Written by || 11 March, 2017 || Regulatory news analysis |

U.S. president Donald Trump on Friday announced his intention to nominate Scott Gottlieb as the next commissioner of the Food and Drug Administration (FDA), ending a months-long process watched closely by the e-cigarette industry.

Gottlieb’s nomination as commissioner of food and drugs must now be ratified by the Senate, but is expected to be viewed as mainstream by key members of Congress and others.

A physician, he served as the FDA’s deputy commissioner for medical and scientific affairs during the administration of George W. Bush and was a senior policy adviser to the administrator at the Centers for Medicare & Medicaid Services.

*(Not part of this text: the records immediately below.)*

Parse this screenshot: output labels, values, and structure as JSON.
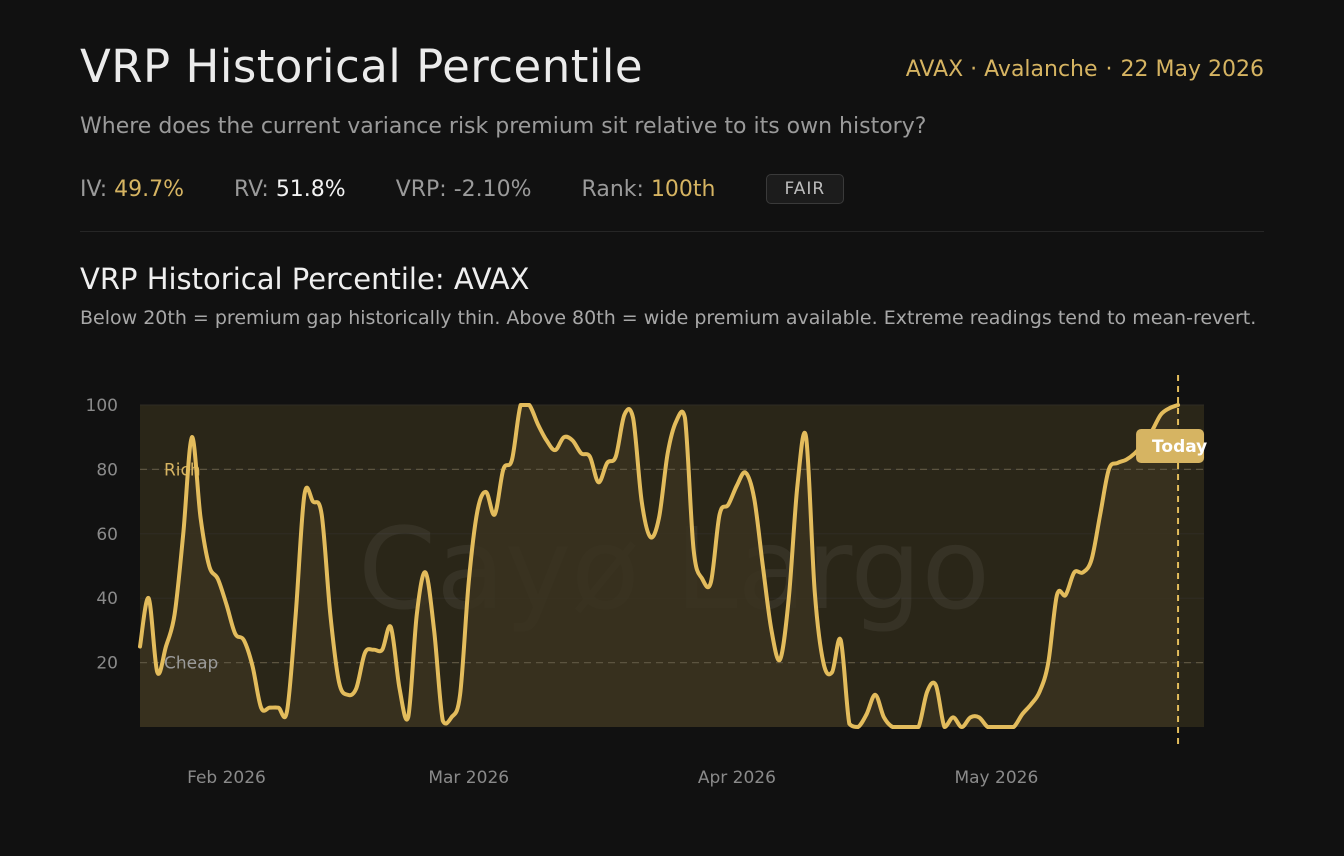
{
  "header": {
    "title": "VRP Historical Percentile",
    "asset": "AVAX · Avalanche",
    "separator": "·",
    "date": "22 May 2026",
    "subtitle": "Where does the current variance risk premium sit relative to its own history?"
  },
  "stats": {
    "iv_label": "IV:",
    "iv_value": "49.7%",
    "rv_label": "RV:",
    "rv_value": "51.8%",
    "vrp_label": "VRP:",
    "vrp_value": "-2.10%",
    "rank_label": "Rank:",
    "rank_value": "100th",
    "badge": "FAIR"
  },
  "colors": {
    "accent": "#d6b462",
    "line": "#e3bc5c",
    "fill": "#3a3320",
    "band": "#2a2618",
    "background": "#111111"
  },
  "chart_data": {
    "type": "line",
    "title": "VRP Historical Percentile: AVAX",
    "subtitle": "Below 20th = premium gap historically thin. Above 80th = wide premium available. Extreme readings tend to mean-revert.",
    "watermark": "Cayø Largo",
    "ylim": [
      0,
      100
    ],
    "yticks": [
      20,
      40,
      60,
      80,
      100
    ],
    "grid": true,
    "x_tick_labels": [
      {
        "date": "2026-02-01",
        "label": "Feb 2026"
      },
      {
        "date": "2026-03-01",
        "label": "Mar 2026"
      },
      {
        "date": "2026-04-01",
        "label": "Apr 2026"
      },
      {
        "date": "2026-05-01",
        "label": "May 2026"
      }
    ],
    "xlim": [
      "2026-01-22",
      "2026-05-25"
    ],
    "thresholds": [
      {
        "value": 80,
        "label": "Rich"
      },
      {
        "value": 20,
        "label": "Cheap"
      }
    ],
    "today": {
      "date": "2026-05-22",
      "label": "Today"
    },
    "series": [
      {
        "points": [
          [
            "2026-01-22",
            25
          ],
          [
            "2026-01-23",
            40
          ],
          [
            "2026-01-24",
            17
          ],
          [
            "2026-01-25",
            25
          ],
          [
            "2026-01-26",
            35
          ],
          [
            "2026-01-27",
            60
          ],
          [
            "2026-01-28",
            90
          ],
          [
            "2026-01-29",
            65
          ],
          [
            "2026-01-30",
            50
          ],
          [
            "2026-01-31",
            46
          ],
          [
            "2026-02-01",
            38
          ],
          [
            "2026-02-02",
            29
          ],
          [
            "2026-02-03",
            27
          ],
          [
            "2026-02-04",
            19
          ],
          [
            "2026-02-05",
            6
          ],
          [
            "2026-02-06",
            6
          ],
          [
            "2026-02-07",
            6
          ],
          [
            "2026-02-08",
            5
          ],
          [
            "2026-02-09",
            35
          ],
          [
            "2026-02-10",
            72
          ],
          [
            "2026-02-11",
            70
          ],
          [
            "2026-02-12",
            66
          ],
          [
            "2026-02-13",
            35
          ],
          [
            "2026-02-14",
            14
          ],
          [
            "2026-02-15",
            10
          ],
          [
            "2026-02-16",
            12
          ],
          [
            "2026-02-17",
            23
          ],
          [
            "2026-02-18",
            24
          ],
          [
            "2026-02-19",
            24
          ],
          [
            "2026-02-20",
            31
          ],
          [
            "2026-02-21",
            12
          ],
          [
            "2026-02-22",
            3
          ],
          [
            "2026-02-23",
            35
          ],
          [
            "2026-02-24",
            48
          ],
          [
            "2026-02-25",
            30
          ],
          [
            "2026-02-26",
            2
          ],
          [
            "2026-02-27",
            3
          ],
          [
            "2026-02-28",
            10
          ],
          [
            "2026-03-01",
            45
          ],
          [
            "2026-03-02",
            67
          ],
          [
            "2026-03-03",
            73
          ],
          [
            "2026-03-04",
            66
          ],
          [
            "2026-03-05",
            80
          ],
          [
            "2026-03-06",
            83
          ],
          [
            "2026-03-07",
            100
          ],
          [
            "2026-03-08",
            100
          ],
          [
            "2026-03-09",
            94
          ],
          [
            "2026-03-10",
            89
          ],
          [
            "2026-03-11",
            86
          ],
          [
            "2026-03-12",
            90
          ],
          [
            "2026-03-13",
            89
          ],
          [
            "2026-03-14",
            85
          ],
          [
            "2026-03-15",
            84
          ],
          [
            "2026-03-16",
            76
          ],
          [
            "2026-03-17",
            82
          ],
          [
            "2026-03-18",
            84
          ],
          [
            "2026-03-19",
            97
          ],
          [
            "2026-03-20",
            96
          ],
          [
            "2026-03-21",
            70
          ],
          [
            "2026-03-22",
            59
          ],
          [
            "2026-03-23",
            65
          ],
          [
            "2026-03-24",
            85
          ],
          [
            "2026-03-25",
            95
          ],
          [
            "2026-03-26",
            96
          ],
          [
            "2026-03-27",
            55
          ],
          [
            "2026-03-28",
            46
          ],
          [
            "2026-03-29",
            45
          ],
          [
            "2026-03-30",
            66
          ],
          [
            "2026-03-31",
            69
          ],
          [
            "2026-04-01",
            75
          ],
          [
            "2026-04-02",
            79
          ],
          [
            "2026-04-03",
            71
          ],
          [
            "2026-04-04",
            50
          ],
          [
            "2026-04-05",
            30
          ],
          [
            "2026-04-06",
            21
          ],
          [
            "2026-04-07",
            40
          ],
          [
            "2026-04-08",
            75
          ],
          [
            "2026-04-09",
            90
          ],
          [
            "2026-04-10",
            42
          ],
          [
            "2026-04-11",
            20
          ],
          [
            "2026-04-12",
            17
          ],
          [
            "2026-04-13",
            27
          ],
          [
            "2026-04-14",
            1
          ],
          [
            "2026-04-15",
            0
          ],
          [
            "2026-04-16",
            4
          ],
          [
            "2026-04-17",
            10
          ],
          [
            "2026-04-18",
            3
          ],
          [
            "2026-04-19",
            0
          ],
          [
            "2026-04-20",
            0
          ],
          [
            "2026-04-21",
            0
          ],
          [
            "2026-04-22",
            0
          ],
          [
            "2026-04-23",
            11
          ],
          [
            "2026-04-24",
            13
          ],
          [
            "2026-04-25",
            0
          ],
          [
            "2026-04-26",
            3
          ],
          [
            "2026-04-27",
            0
          ],
          [
            "2026-04-28",
            3
          ],
          [
            "2026-04-29",
            3
          ],
          [
            "2026-04-30",
            0
          ],
          [
            "2026-05-01",
            0
          ],
          [
            "2026-05-02",
            0
          ],
          [
            "2026-05-03",
            0
          ],
          [
            "2026-05-04",
            4
          ],
          [
            "2026-05-05",
            7
          ],
          [
            "2026-05-06",
            11
          ],
          [
            "2026-05-07",
            20
          ],
          [
            "2026-05-08",
            41
          ],
          [
            "2026-05-09",
            41
          ],
          [
            "2026-05-10",
            48
          ],
          [
            "2026-05-11",
            48
          ],
          [
            "2026-05-12",
            52
          ],
          [
            "2026-05-13",
            66
          ],
          [
            "2026-05-14",
            80
          ],
          [
            "2026-05-15",
            82
          ],
          [
            "2026-05-16",
            83
          ],
          [
            "2026-05-17",
            85
          ],
          [
            "2026-05-18",
            88
          ],
          [
            "2026-05-19",
            92
          ],
          [
            "2026-05-20",
            97
          ],
          [
            "2026-05-21",
            99
          ],
          [
            "2026-05-22",
            100
          ]
        ]
      }
    ]
  }
}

“It’s critical to have the right person in charge of the FDA, an agency that affects virtually every American and regulates about a quarter of all consumer spending in the United States,” said senator Lamar Alexander, a Tennessee Republican who is chairman of the Senate Health, Education & Pensions Committee. That panel will handle the nomination.

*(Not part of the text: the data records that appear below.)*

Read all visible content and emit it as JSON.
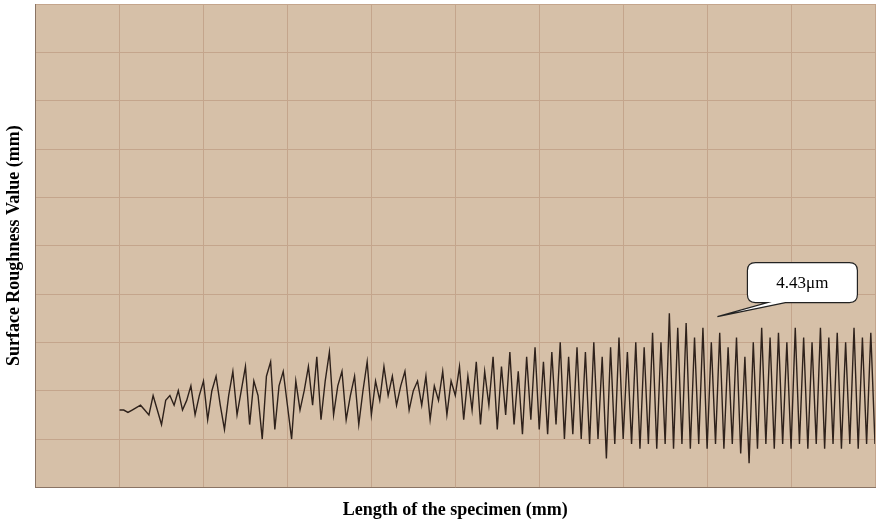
{
  "chart_data": {
    "type": "line",
    "x_label": "Length of the specimen (mm)",
    "y_label": "Surface Roughness Value (mm)",
    "annotation": "4.43μm",
    "color": "#2e211b",
    "grid": true,
    "tick_labels": false,
    "xlim": [
      0,
      100
    ],
    "ylim": [
      0,
      100
    ],
    "xticks": [
      0,
      10,
      20,
      30,
      40,
      50,
      60,
      70,
      80,
      90,
      100
    ],
    "yticks": [
      0,
      10,
      20,
      30,
      40,
      50,
      60,
      70,
      80,
      90,
      100
    ],
    "x": [
      10,
      10.5,
      11,
      11.5,
      12,
      12.5,
      13,
      13.5,
      14,
      14.5,
      15,
      15.5,
      16,
      16.5,
      17,
      17.5,
      18,
      18.5,
      19,
      19.5,
      20,
      20.5,
      21,
      21.5,
      22,
      22.5,
      23,
      23.5,
      24,
      24.5,
      25,
      25.5,
      26,
      26.5,
      27,
      27.5,
      28,
      28.5,
      29,
      29.5,
      30,
      30.5,
      31,
      31.5,
      32,
      32.5,
      33,
      33.5,
      34,
      34.5,
      35,
      35.5,
      36,
      36.5,
      37,
      37.5,
      38,
      38.5,
      39,
      39.5,
      40,
      40.5,
      41,
      41.5,
      42,
      42.5,
      43,
      43.5,
      44,
      44.5,
      45,
      45.5,
      46,
      46.5,
      47,
      47.5,
      48,
      48.5,
      49,
      49.5,
      50,
      50.5,
      51,
      51.5,
      52,
      52.5,
      53,
      53.5,
      54,
      54.5,
      55,
      55.5,
      56,
      56.5,
      57,
      57.5,
      58,
      58.5,
      59,
      59.5,
      60,
      60.5,
      61,
      61.5,
      62,
      62.5,
      63,
      63.5,
      64,
      64.5,
      65,
      65.5,
      66,
      66.5,
      67,
      67.5,
      68,
      68.5,
      69,
      69.5,
      70,
      70.5,
      71,
      71.5,
      72,
      72.5,
      73,
      73.5,
      74,
      74.5,
      75,
      75.5,
      76,
      76.5,
      77,
      77.5,
      78,
      78.5,
      79,
      79.5,
      80,
      80.5,
      81,
      81.5,
      82,
      82.5,
      83,
      83.5,
      84,
      84.5,
      85,
      85.5,
      86,
      86.5,
      87,
      87.5,
      88,
      88.5,
      89,
      89.5,
      90,
      90.5,
      91,
      91.5,
      92,
      92.5,
      93,
      93.5,
      94,
      94.5,
      95,
      95.5,
      96,
      96.5,
      97,
      97.5,
      98,
      98.5,
      99,
      99.5,
      100
    ],
    "values": [
      16,
      16,
      15.5,
      16,
      16.5,
      17,
      16,
      15,
      19,
      16,
      13,
      18,
      19,
      17,
      20,
      16,
      18,
      21,
      15,
      19,
      22,
      14,
      20,
      23,
      17,
      12,
      19,
      24,
      15,
      20,
      25,
      13,
      22,
      19,
      10,
      23,
      26,
      12,
      21,
      24,
      17,
      10,
      22,
      16,
      20,
      25,
      17,
      27,
      14,
      22,
      28,
      15,
      21,
      24,
      14,
      19,
      23,
      13,
      20,
      26,
      15,
      22,
      18,
      25,
      19,
      23,
      17,
      21,
      24,
      16,
      20,
      22,
      17,
      23,
      14,
      21,
      18,
      24,
      15,
      22,
      19,
      25,
      14,
      23,
      16,
      26,
      13,
      24,
      17,
      27,
      12,
      25,
      15,
      28,
      13,
      24,
      11,
      27,
      14,
      29,
      12,
      26,
      11,
      28,
      13,
      30,
      10,
      27,
      11,
      29,
      10,
      28,
      9,
      30,
      10,
      27,
      6,
      29,
      9,
      31,
      10,
      28,
      9,
      30,
      8,
      29,
      9,
      32,
      8,
      30,
      9,
      36,
      8,
      33,
      9,
      34,
      8,
      31,
      9,
      33,
      8,
      30,
      9,
      32,
      8,
      29,
      9,
      31,
      7,
      27,
      5,
      30,
      8,
      33,
      9,
      31,
      8,
      32,
      9,
      30,
      8,
      33,
      9,
      31,
      8,
      30,
      9,
      33,
      8,
      31,
      9,
      32,
      8,
      30,
      9,
      33,
      8,
      31,
      9,
      32,
      9
    ]
  }
}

“I look forward to meeting with Dr. Gottlieb and scheduling a hearing to discuss his plans to…work with Congress to bring safe and effective drugs and medical devices to patients more quickly and to protect the nation’s food supply,” said Alexander.

 

Question time

 

Members of the committee also could use the confirmation hearing to delve into Gottlieb’s take on federal regulation, including the deeming rule put in place during the last year of the Obama administration that extended the agency’s authority over tobacco products to e-cigarettes.

Trump’s past comments about the changes he hoped to make at the agency sparked speculation that his choice for the top job could signal how far those changes might go.

A priority of the e-cigarette industry has been relief from the deeming regulations. Attempts to lift its burden have focused on changing the so-called “grandfather date” which currently means that only products on the market before 15th February 2007 can avoid a costly and burdensome approvals process.

 

Pharma links

 

Early reaction to Trump’s selection of Gottlieb focused on his views of regulation and particularly his connections to the drug industry.

Since leaving government service, Gottlieb has been a resident fellow at the American Enterprise Institute, a public-policy think tank based in Washington, DC, where his work has focused on the FDA. He also has been a clinical assistant professor at New York University School of Medicine.

Gottlieb is a venture partner at New Enterprise Associates, which describes itself as “one of the world’s largest and most active venture capital firms” with technology and healthcare as its key industries.

His name was one of several that had surfaced in the press as a potential pick for the FDA. Several weeks ago, however, much of that speculation appeared to focus on James O’Neill, a managing director at Mithril Capital Management.

The previous commissioner, Obama appointee Robert Califf, left the job in January after serving less than a year. Since then Stephen Ostroff has been heading the agency as acting commissioner.